If your pay is not fixed and depends on your performance, such as the income of a salesperson, you need to calculate an average for the last six months. If the income fluctuates, it is better to create a budget for the worst scenario so that you can cope well if things go downhill.


Identifying all your expenses is the key to creating a good budget. Significant expenses are the easiest to track since they are fixed and money needs to be spent on them regularly. Examples of such costs are house rent, school fees, debts, and insurance. Next, you need to estimate how much you spend on utilities like electricity, gas, and water. Also, include the money you spend on internet and telephone. The best way to do this is to look at receipts of the last six months and take an average. A rough average of transportation costs is also necessary to include since they tend to fluctuate. It is also imperative to include unexpected expenses like repairs and medical or travel expenses so that you do not panic in times of uncertainty. Lastly, have a rough idea about your smaller expenses like shopping and going to the movies.

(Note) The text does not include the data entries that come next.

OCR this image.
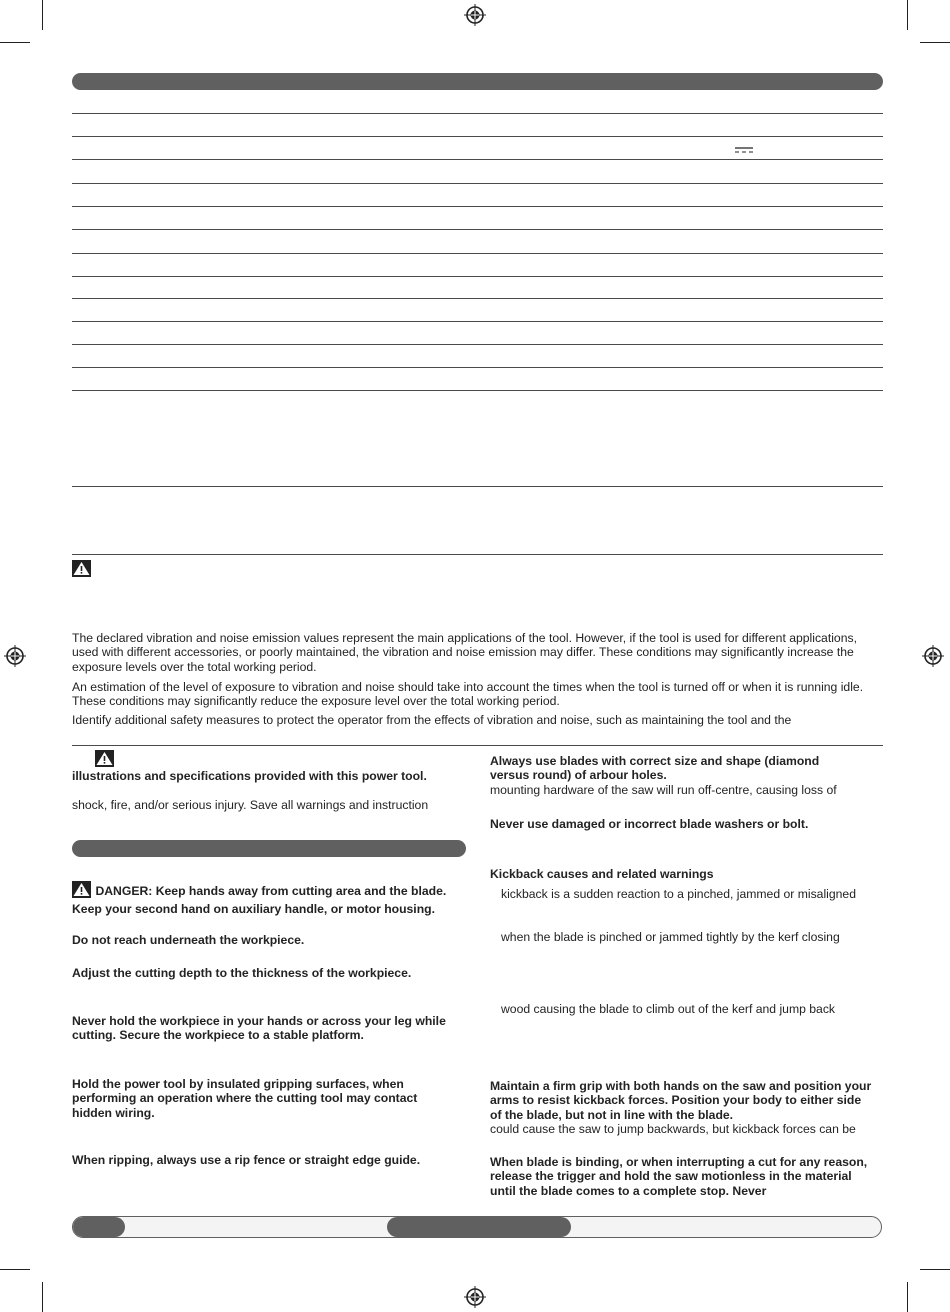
The declared vibration and noise emission values represent the main applications of the tool. However, if the tool is used for different applications, used with different accessories, or poorly maintained, the vibration and noise emission may differ. These conditions may significantly increase the exposure levels over the total working period.

An estimation of the level of exposure to vibration and noise should take into account the times when the tool is turned off or when it is running idle. These conditions may significantly reduce the exposure level over the total working period.

Identify additional safety measures to protect the operator from the effects of vibration and noise, such as maintaining the tool and the

illustrations and specifications provided with this power tool.

shock, fire, and/or serious injury. Save all warnings and instruction

DANGER: Keep hands away from cutting area and the blade. Keep your second hand on auxiliary handle, or motor housing.

Do not reach underneath the workpiece.

Adjust the cutting depth to the thickness of the workpiece.

Never hold the workpiece in your hands or across your leg while cutting. Secure the workpiece to a stable platform.

Hold the power tool by insulated gripping surfaces, when performing an operation where the cutting tool may contact hidden wiring.

When ripping, always use a rip fence or straight edge guide.

Always use blades with correct size and shape (diamond versus round) of arbour holes.

mounting hardware of the saw will run off-centre, causing loss of

Never use damaged or incorrect blade washers or bolt.

Kickback causes and related warnings

kickback is a sudden reaction to a pinched, jammed or misaligned

when the blade is pinched or jammed tightly by the kerf closing

wood causing the blade to climb out of the kerf and jump back

Maintain a firm grip with both hands on the saw and position your arms to resist kickback forces. Position your body to either side of the blade, but not in line with the blade.

could cause the saw to jump backwards, but kickback forces can be

When blade is binding, or when interrupting a cut for any reason, release the trigger and hold the saw motionless in the material until the blade comes to a complete stop. Never
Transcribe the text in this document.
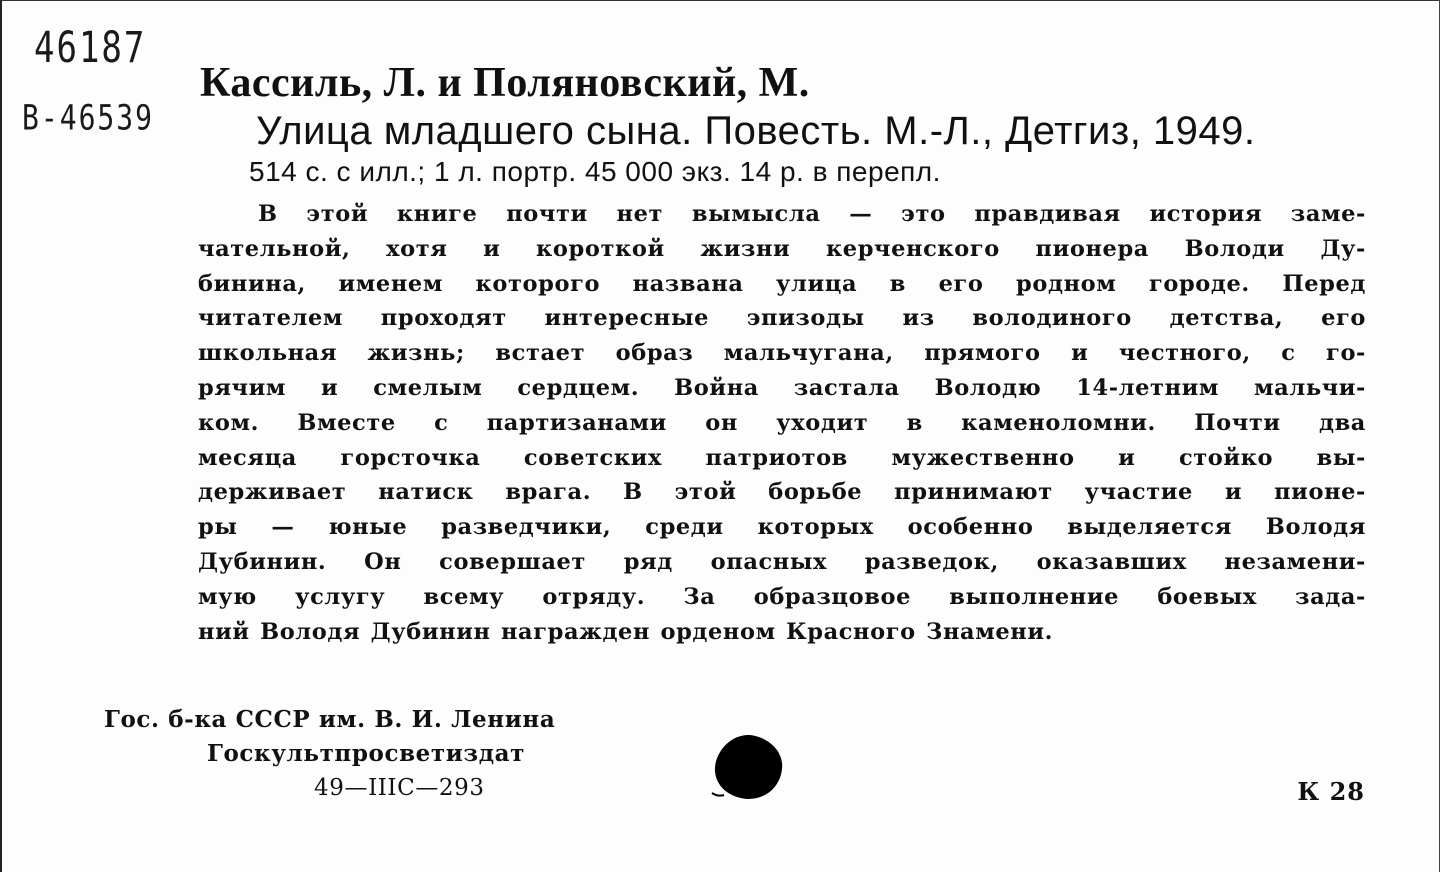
46187
B-46539
Кассиль, Л. и Поляновский, М.
Улица младшего сына. Повесть. М.-Л., Детгиз, 1949.
514 с. с илл.; 1 л. портр. 45 000 экз. 14 р. в перепл.
В этой книге почти нет вымысла — это правдивая история заме-
чательной, хотя и короткой жизни керченского пионера Володи Ду-
бинина, именем которого названа улица в его родном городе. Перед
читателем проходят интересные эпизоды из володиного детства, его
школьная жизнь; встает образ мальчугана, прямого и честного, с го-
рячим и смелым сердцем. Война застала Володю 14-летним мальчи-
ком. Вместе с партизанами он уходит в каменоломни. Почти два
месяца горсточка советских патриотов мужественно и стойко вы-
держивает натиск врага. В этой борьбе принимают участие и пионе-
ры — юные разведчики, среди которых особенно выделяется Володя
Дубинин. Он совершает ряд опасных разведок, оказавших незамени-
мую услугу всему отряду. За образцовое выполнение боевых зада-
ний Володя Дубинин награжден орденом Красного Знамени.
Гос. б-ка СССР им. В. И. Ленина
Госкультпросветиздат
49—IIIС—293	К 28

Tracking them makes it possible to know how much you are actually spending and cut back on them (if needed) so that you are able to save more.

Savings, debts and emergency fund

If you plan to save, it is important to decide the amount after subtracting the money spent on the expenses mentioned above. It is crucial to save if you are dealing with debts like student loans and mortgages. Debts are distressing and require you to plan ahead. Check how much you will have to pay every month and save accordingly. However, do not be too frugal and save the exact amount as you can always save more in the months when you get a bonus or a pay raise.

Life is full of unexpected turns and twists, so it is wise to have an emergency fund to fall back on in case you lose your job or there is any medical emergency. However, you need to prioritize depending on your situation. If you are in debt, it is important to first pay that off or save for it instead of investing in other things or contributing too much to the emergency fund.


It is important to save money, but just saving it will not help much. If you want to see your money multiply, it is wise to invest. You can invest it in shares, real estate, business or stock exchange, provided that you are cognizant of every aspect.

Once you have all your expenditures laid out and are clear on how much you want to save, you can set realistic limits for spending and promise yourself to adhere to it to yield the benefits of budgeting.